Haze and her sister shared their vision of establishing a religious order on multiple occasions with Habets though the latter would be reluctant to discuss this to the point of avoiding them at times. Nonetheless – in the course of a diocesan visit to the school – the diocesan bishop Cornelius van Bommel was pleased with the idea and shared the sisters' aspirations. The bishop approved of this project and instructed Habets to write the foundational documents for a new order. The Rule drawn up based on that of the Jesuits in 1832 and on 8 September 1833 – in the Carmelite church next to their school – Haze was allowed to profess permanent religious vows while taking the religious name of "Marie Thérèse of the Sacred Heart of Jesus" as was Ferdinande under the name of "Aloysia" and two other companions. Two of their companions professed initial vows and the remainder of the group began a formal novitiate. Thus the congregation was born and she was chosen its first Superior (in this post until her death).

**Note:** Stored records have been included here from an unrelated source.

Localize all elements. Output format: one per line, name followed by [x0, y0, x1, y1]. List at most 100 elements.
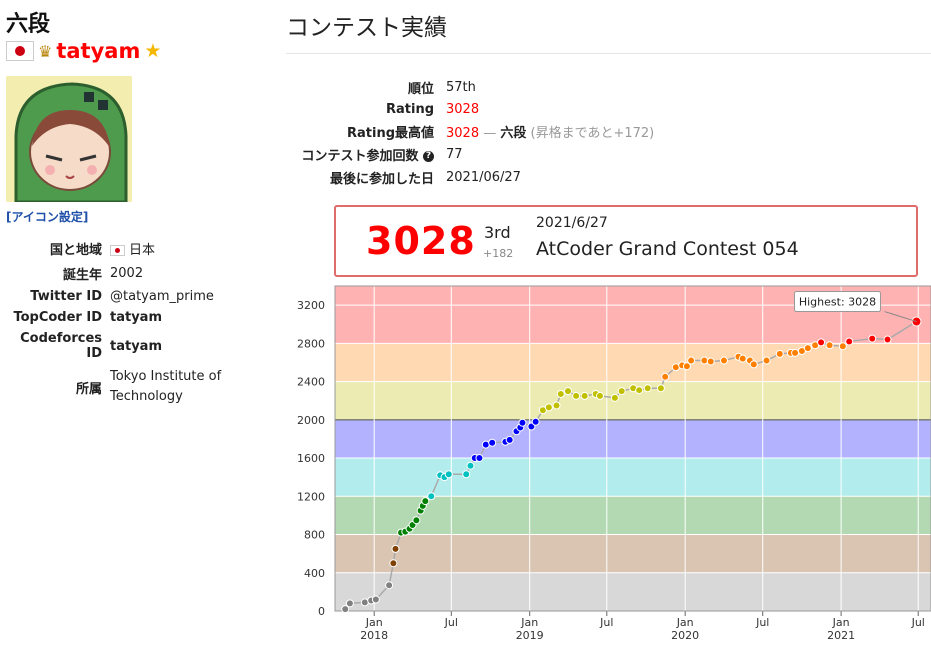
x-tick-year-label: 2021: [827, 629, 855, 642]
rating-point: [391, 544, 400, 553]
rating-point: [838, 342, 847, 351]
rating-point: [803, 344, 812, 353]
japan-flag-icon: [110, 245, 125, 256]
info-key: Twitter ID: [30, 289, 102, 304]
rating-point: [791, 348, 800, 357]
x-tick-label: Jul: [599, 616, 613, 629]
info-key: 所属: [75, 381, 102, 397]
info-row-codeforces: Codeforces ID tatyam: [6, 328, 266, 364]
info-row-birth-year: 誕生年 2002: [6, 261, 266, 286]
rating-point: [738, 354, 747, 363]
info-row-affiliation: 所属 Tokyo Institute of Technology: [6, 364, 266, 410]
rating-band: [335, 534, 931, 573]
rating-point: [610, 393, 619, 402]
rating-band: [335, 572, 931, 611]
latest-rating: 3028: [366, 219, 476, 263]
info-value: 2002: [110, 266, 144, 281]
icon-settings-link[interactable]: [アイコン設定]: [6, 210, 89, 224]
rating-band: [335, 419, 931, 459]
x-tick-year-label: 2019: [516, 629, 544, 642]
last-value: 2021/06/27: [446, 170, 521, 185]
rating-point: [656, 384, 665, 393]
rating-point: [345, 599, 354, 608]
y-tick-label: 3200: [297, 299, 325, 312]
latest-contest-date: 2021/6/27: [536, 215, 608, 231]
rank-value: 57th: [446, 80, 476, 95]
rating-point: [564, 387, 573, 396]
help-icon[interactable]: ?: [423, 151, 434, 162]
rating-point: [475, 454, 484, 463]
rating-point: [444, 470, 453, 479]
x-tick-label: Jan: [832, 616, 850, 629]
tooltip-text: Highest: 3028: [799, 296, 876, 309]
rank-label: 順位: [407, 82, 434, 97]
y-tick-label: 2000: [297, 414, 325, 427]
rating-point: [341, 605, 350, 614]
rating-point: [617, 387, 626, 396]
rating-value: 3028: [446, 102, 480, 117]
rating-point: [817, 338, 826, 347]
rating-point: [518, 418, 527, 427]
rating-point: [706, 357, 715, 366]
info-key: 誕生年: [62, 268, 102, 283]
y-tick-label: 400: [304, 567, 325, 580]
rating-point: [719, 356, 728, 365]
codeforces-link[interactable]: tatyam: [110, 338, 162, 354]
divider: [286, 53, 931, 54]
highest-value: 3028: [446, 126, 480, 141]
rating-point: [462, 470, 471, 479]
rank-title: 六段: [6, 12, 51, 37]
rating-point: [762, 356, 771, 365]
y-tick-label: 1600: [297, 452, 325, 465]
y-tick-label: 800: [304, 529, 325, 542]
x-tick-label: Jul: [444, 616, 458, 629]
profile-info-table: 国と地域 日本 誕生年 2002 Twitter ID @tatyam_prim…: [6, 236, 266, 410]
x-tick-label: Jan: [520, 616, 538, 629]
stats-table: 順位 57th Rating 3028 Rating最高値 3028 — 六段 …: [278, 76, 660, 189]
info-key: TopCoder ID: [13, 310, 102, 325]
rating-band: [335, 496, 931, 535]
latest-contest-name[interactable]: AtCoder Grand Contest 054: [536, 238, 799, 260]
plot-frame: [334, 285, 931, 612]
promotion-note: (昇格まであと+172): [530, 126, 655, 141]
info-row-country: 国と地域 日本: [6, 236, 266, 261]
username[interactable]: tatyam: [56, 39, 141, 63]
page-title: コンテスト実績: [286, 15, 447, 41]
latest-contest-card: 3028 3rd +182 2021/6/27 AtCoder Grand Co…: [334, 205, 918, 277]
y-tick-label: 2400: [297, 376, 325, 389]
rating-point: [505, 435, 514, 444]
latest-place: 3rd: [484, 223, 511, 242]
user-row: ♛ tatyam ★: [6, 38, 161, 64]
crown-icon: ♛: [38, 41, 53, 61]
y-tick-label: 2800: [297, 337, 325, 350]
separator: —: [479, 126, 501, 141]
rating-chart[interactable]: 0400800120016002000240028003200Jan2018Ju…: [280, 283, 931, 645]
rating-point: [572, 391, 581, 400]
rating-label: Rating: [385, 102, 434, 117]
rating-point: [421, 497, 430, 506]
topcoder-link[interactable]: tatyam: [110, 310, 162, 325]
rating-point: [488, 438, 497, 447]
rating-point: [868, 334, 877, 343]
rating-point: [749, 360, 758, 369]
rating-point: [687, 356, 696, 365]
rating-point: [643, 384, 652, 393]
info-key: 国と地域: [49, 243, 102, 258]
avatar: [6, 76, 132, 202]
rating-band: [335, 343, 931, 382]
x-tick-year-label: 2018: [360, 629, 388, 642]
y-tick-label: 1200: [297, 490, 325, 503]
x-tick-label: Jan: [365, 616, 383, 629]
rating-point: [427, 492, 436, 501]
count-value: 77: [446, 147, 463, 162]
rating-point: [682, 362, 691, 371]
rating-point: [371, 595, 380, 604]
info-value: Tokyo Institute of Technology: [110, 369, 222, 404]
highest-grade: 六段: [500, 126, 527, 141]
rating-point: [661, 372, 670, 381]
rating-point: [595, 391, 604, 400]
twitter-link[interactable]: @tatyam_prime: [110, 289, 214, 304]
rating-point: [552, 401, 561, 410]
rating-point: [556, 390, 565, 399]
rating-point: [385, 581, 394, 590]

Haze died in 1876; her remains were later housed in the chapel at the order's motherhouse on 21 April 1993 after the place was renovated to accommodate this transferral. In 2005 her order had 857 religious in 115 houses in nations such as Pakistan and the United Kingdom. It received the papal decree of praise from Pope Gregory XVI on 1 October 1845 and full pontifical approval from Pope Pius XII on 9 May 1951.

==Beatification==
The beatification process opened in Belgium in a local investigative process that spanned from 1902 until 1905. Her spiritual writings received theological approval on 23 February 1910. Her cause was formally opened on 13 December 1911, granting her the title of Servant of God. The Congregation for Rites validated the informative process on 26 June 1923 in Rome. An antepreparatory committee approved the cause on 1 July 1937 as did the preparatory one on 30 May 1939 and the general one on 10 December 1940.

Pope Pius XII titled Haze as Venerable on 9 February 1941 after confirming her heroic virtue. Pope John Paul II beatified her on 21 April 1991.